Recall that kernel of any ring homomorphism is an ideal. Hence $Ker(f)$ is an ideal of $\mathbb{Z}$. Then the ideal $Ker(f)$ is a prime ideal if and only if $\mathbb{Z}/Ker(f)$ is an integral domain. Indeed if $xKer(f),yKer(f)$ are in $\mathbb{Z}/Ker(f)$ and $xKer(f)yKer(f)=Ker(f)$. Then $xy\in Ker(f)$, then $f(xy)=f(x)f(y)$. But $K$ is a field either $f(x)=0$ or $f(y)=0$. i.e. either $x\in Ker(f)$ of $y\in Ker(f)$. Hence $\mathbb{Z}/Ker(f)$ is an integral domain.

On the other hand if $Ker(f)=\{0\}$, then $f(n)\ne 0$ for any $n\ne0$. In particular $0\ne f(1)=f(1)f(1)$ and $f(1)$ is an element of the field implies multiplying from right by its inverse we have $f(1)$ is the multiplicative identity of the field $K$. Hence for any integer n and any non-zero element $a\in K$ we have $na=f(n)\ne 0$ as product of two non-zero element in a field is non-zero. Hence characteristic of the field $K$ is zero.
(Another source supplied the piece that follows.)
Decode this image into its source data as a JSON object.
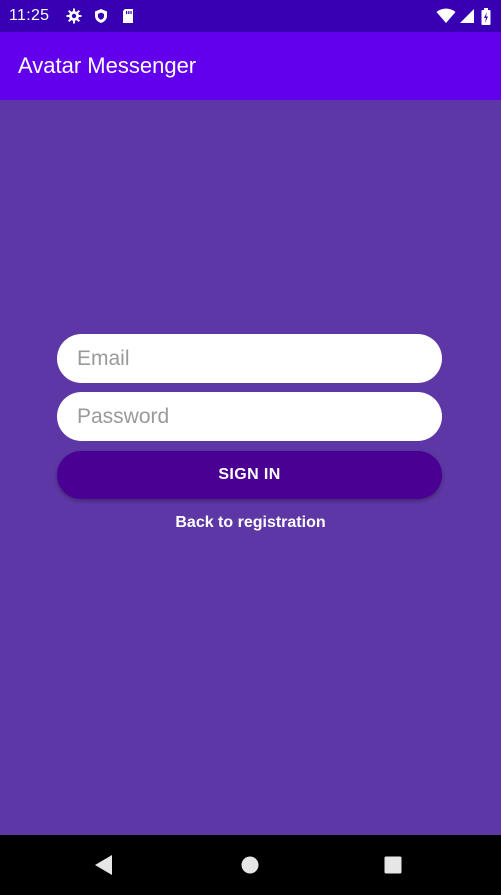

(b) On the other hand since $\mathbb{Z}/Ker(f)$ is an integral domain when $Ker(f)\ne0$, the ideal $Ker(f)$ must be a prime ideal. But the only prime ideals of the ring $\mathbb{Z}$ are the ones generated by prime numbers. Hence $\mathbb{Z}/Ker(f)\cong\mathbb{Z}_p$. Hence $K$ has a smallest subfield isomorphic to $\mathbb{Z}_p$. It follows that $K$ has characteristic $p$ for the prime $p$.